Kristian Foden-Vencil: He says those 250 people have no power and no phone. But he described them as a pioneering type, which he said is a good thing because it could be months until the river can be diverted back into its bed and the road repaired.

Kristian Foden-Vencil / OPB

Mick Eby: “And so they’re kind of hunkering in. They’re okay.  They’ve been hiking in and out for the last couple of days getting fuel for the generators and extra food and that kind of stuff but we do have some elderly people too who do require some medical attention and right now I’ve got two teams up there going house to house making sure people are okay.”

Beth Hyams: Is the weather cooperating? Is it going to dry out?

Kristian Foden-Vencil: Well it’s been raining all day, but the hope is temperatures will drop. That would stop snow melting and at higher elevations, turn any moisture into snow. That should take some of the water out of the rivers.

People who live there are preparing for the long-term — Besty Frank works at Fred Meyer in Portland and commutes up and down the mountain. She now has a 45 minute hike to get to the highway and she says people think it’ll take a while to get back to normal.

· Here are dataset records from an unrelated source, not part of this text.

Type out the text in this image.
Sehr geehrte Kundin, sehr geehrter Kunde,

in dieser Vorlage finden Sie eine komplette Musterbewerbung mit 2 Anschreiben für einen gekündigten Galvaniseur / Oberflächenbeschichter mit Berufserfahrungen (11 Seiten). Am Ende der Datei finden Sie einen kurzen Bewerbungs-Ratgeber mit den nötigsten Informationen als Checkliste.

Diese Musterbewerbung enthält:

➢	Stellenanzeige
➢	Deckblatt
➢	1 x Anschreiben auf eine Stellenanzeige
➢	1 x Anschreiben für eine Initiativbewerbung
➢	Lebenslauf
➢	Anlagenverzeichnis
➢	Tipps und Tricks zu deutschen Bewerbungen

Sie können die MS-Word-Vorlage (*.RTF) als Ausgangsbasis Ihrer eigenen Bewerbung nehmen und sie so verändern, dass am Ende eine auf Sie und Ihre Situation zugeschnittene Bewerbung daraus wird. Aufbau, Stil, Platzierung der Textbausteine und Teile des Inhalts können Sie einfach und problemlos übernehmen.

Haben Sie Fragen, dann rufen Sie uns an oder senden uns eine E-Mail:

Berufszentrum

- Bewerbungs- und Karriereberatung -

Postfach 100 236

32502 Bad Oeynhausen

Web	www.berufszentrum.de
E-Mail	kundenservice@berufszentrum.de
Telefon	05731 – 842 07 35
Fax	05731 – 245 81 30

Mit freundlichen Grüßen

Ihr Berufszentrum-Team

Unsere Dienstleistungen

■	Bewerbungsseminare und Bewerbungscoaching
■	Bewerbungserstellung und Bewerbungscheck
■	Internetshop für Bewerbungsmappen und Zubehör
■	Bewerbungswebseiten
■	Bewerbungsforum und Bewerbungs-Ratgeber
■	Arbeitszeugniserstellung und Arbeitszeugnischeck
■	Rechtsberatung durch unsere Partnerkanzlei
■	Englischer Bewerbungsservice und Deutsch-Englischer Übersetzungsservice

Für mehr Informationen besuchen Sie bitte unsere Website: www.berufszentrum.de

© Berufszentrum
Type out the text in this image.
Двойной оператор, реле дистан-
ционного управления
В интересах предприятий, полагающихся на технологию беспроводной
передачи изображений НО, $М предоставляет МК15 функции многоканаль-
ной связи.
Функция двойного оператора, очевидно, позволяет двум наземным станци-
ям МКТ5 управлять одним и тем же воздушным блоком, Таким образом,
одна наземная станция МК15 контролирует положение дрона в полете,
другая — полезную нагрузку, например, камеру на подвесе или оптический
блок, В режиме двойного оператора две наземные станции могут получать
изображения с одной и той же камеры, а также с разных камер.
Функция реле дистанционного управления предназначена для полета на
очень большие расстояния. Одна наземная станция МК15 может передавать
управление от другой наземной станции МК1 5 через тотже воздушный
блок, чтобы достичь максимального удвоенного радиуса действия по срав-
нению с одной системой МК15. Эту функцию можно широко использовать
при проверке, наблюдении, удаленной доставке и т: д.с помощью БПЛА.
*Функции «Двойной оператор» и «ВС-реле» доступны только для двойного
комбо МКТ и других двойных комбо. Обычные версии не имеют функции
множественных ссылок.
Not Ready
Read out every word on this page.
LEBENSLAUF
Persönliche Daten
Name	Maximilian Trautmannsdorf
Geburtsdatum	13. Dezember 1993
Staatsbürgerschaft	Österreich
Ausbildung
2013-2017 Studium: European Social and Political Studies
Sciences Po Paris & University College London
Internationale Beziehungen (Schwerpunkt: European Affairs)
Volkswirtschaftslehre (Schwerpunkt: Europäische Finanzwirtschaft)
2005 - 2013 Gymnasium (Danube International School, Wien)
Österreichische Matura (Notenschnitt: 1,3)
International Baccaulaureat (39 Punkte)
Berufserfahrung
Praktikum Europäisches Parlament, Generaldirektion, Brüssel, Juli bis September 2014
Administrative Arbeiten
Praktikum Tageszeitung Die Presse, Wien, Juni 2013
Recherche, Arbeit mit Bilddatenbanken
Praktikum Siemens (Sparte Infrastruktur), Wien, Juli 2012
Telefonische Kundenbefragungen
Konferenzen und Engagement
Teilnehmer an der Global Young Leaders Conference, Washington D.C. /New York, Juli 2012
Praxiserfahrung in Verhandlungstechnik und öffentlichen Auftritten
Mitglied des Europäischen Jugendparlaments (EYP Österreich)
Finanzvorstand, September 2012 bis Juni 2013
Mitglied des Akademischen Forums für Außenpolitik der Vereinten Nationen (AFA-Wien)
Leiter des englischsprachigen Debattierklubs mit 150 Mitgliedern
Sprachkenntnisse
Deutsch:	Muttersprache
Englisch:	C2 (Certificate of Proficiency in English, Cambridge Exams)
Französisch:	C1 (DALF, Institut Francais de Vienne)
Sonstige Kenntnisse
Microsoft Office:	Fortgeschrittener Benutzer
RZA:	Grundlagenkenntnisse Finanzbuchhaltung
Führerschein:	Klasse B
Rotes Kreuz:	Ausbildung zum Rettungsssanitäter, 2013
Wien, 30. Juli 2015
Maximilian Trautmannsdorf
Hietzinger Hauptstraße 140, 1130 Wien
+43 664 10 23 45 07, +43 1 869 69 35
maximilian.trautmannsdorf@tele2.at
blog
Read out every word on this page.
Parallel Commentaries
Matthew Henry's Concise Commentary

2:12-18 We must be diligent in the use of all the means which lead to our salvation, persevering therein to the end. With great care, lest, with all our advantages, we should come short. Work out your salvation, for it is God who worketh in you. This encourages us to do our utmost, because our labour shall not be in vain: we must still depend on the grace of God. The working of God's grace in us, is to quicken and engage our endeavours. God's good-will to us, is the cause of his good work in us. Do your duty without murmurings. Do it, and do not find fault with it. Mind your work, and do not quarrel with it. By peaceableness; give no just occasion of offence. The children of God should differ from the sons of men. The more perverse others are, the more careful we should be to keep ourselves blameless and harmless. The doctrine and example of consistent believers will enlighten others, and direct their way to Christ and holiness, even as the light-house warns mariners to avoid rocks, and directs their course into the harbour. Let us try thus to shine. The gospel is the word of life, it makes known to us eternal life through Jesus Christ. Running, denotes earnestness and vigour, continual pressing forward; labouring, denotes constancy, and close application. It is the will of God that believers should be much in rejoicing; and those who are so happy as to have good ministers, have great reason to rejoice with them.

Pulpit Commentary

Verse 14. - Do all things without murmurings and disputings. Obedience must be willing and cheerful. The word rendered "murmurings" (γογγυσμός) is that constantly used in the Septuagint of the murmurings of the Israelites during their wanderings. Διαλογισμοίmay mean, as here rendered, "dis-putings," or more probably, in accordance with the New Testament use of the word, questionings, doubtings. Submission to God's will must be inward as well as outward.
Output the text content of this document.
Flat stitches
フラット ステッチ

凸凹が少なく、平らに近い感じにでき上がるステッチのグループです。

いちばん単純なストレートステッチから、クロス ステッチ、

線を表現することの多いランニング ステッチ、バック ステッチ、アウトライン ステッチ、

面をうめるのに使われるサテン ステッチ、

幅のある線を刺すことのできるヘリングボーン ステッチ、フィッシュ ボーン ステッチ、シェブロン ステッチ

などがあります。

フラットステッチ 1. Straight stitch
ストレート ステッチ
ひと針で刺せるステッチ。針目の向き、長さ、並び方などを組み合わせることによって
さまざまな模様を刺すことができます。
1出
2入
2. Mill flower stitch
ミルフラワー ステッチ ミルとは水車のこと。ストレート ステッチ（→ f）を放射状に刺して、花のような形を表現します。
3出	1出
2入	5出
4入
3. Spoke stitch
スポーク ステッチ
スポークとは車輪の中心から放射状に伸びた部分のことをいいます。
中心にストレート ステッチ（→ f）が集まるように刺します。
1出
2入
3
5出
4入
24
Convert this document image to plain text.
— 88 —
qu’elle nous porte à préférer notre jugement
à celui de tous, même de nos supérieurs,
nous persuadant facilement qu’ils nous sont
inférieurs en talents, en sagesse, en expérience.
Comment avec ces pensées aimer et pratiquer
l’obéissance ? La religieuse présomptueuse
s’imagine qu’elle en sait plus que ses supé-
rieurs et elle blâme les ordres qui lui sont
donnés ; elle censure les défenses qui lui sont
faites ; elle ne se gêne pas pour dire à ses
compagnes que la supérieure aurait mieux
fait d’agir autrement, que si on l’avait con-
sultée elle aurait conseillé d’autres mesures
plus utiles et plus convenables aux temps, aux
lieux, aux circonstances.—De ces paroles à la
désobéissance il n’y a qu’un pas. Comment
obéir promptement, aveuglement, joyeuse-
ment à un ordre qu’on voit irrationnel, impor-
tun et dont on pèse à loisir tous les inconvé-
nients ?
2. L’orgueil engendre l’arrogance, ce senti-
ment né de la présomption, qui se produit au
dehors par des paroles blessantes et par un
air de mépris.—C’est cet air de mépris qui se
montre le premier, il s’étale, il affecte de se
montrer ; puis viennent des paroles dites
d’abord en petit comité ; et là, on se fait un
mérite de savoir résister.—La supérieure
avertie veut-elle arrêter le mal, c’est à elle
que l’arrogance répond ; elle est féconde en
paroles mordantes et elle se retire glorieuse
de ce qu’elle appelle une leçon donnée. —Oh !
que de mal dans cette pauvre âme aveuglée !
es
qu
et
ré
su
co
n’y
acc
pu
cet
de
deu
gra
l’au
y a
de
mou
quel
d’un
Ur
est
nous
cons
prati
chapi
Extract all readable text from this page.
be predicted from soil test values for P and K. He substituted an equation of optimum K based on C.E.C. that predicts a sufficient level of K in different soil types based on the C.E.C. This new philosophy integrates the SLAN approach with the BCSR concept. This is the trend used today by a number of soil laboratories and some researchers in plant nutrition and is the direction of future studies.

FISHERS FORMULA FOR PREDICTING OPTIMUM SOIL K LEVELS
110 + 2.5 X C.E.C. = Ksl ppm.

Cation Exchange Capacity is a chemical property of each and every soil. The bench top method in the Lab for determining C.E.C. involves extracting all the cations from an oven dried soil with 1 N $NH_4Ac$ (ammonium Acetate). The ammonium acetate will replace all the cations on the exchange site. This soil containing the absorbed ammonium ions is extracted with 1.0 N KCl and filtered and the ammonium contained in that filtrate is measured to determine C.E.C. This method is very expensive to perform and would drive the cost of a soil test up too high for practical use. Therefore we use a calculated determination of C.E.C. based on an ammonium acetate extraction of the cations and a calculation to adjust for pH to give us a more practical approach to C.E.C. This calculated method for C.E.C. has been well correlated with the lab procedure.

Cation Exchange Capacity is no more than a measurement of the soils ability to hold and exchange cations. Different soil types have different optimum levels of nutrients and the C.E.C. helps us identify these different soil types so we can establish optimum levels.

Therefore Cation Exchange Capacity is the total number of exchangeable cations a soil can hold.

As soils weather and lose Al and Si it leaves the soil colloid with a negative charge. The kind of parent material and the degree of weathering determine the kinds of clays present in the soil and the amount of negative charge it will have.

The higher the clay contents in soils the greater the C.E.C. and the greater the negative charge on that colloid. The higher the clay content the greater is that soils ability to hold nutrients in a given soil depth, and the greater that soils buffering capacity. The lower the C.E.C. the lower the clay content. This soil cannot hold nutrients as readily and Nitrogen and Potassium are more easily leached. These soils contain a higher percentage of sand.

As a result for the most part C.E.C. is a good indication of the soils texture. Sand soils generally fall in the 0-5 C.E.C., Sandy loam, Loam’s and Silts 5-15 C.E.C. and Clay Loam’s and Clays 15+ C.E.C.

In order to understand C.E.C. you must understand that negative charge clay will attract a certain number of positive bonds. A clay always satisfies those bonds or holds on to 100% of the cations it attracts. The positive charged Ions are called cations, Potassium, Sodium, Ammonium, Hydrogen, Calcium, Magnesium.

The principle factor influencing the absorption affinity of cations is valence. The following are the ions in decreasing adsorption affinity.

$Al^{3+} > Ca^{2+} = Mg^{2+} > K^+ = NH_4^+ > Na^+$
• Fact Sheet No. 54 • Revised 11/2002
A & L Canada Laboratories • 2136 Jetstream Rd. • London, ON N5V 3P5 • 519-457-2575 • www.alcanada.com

Kristian Foden-Vencil / OPB

Betsy Frank: “Maybe it might be months. but they have set up a place with Red Cross up the road to stay and an allowance for food. We’re going to have to look into that. But we’re still going to have to find vehicles for work. Maybe get one to share.”

Kristian Foden-Vencil: The good news is that inspectors think ZigZag Bridge is okay and a shuttle system will run three times a day between Barlow Trail Road and the Hoodland Shopping Center.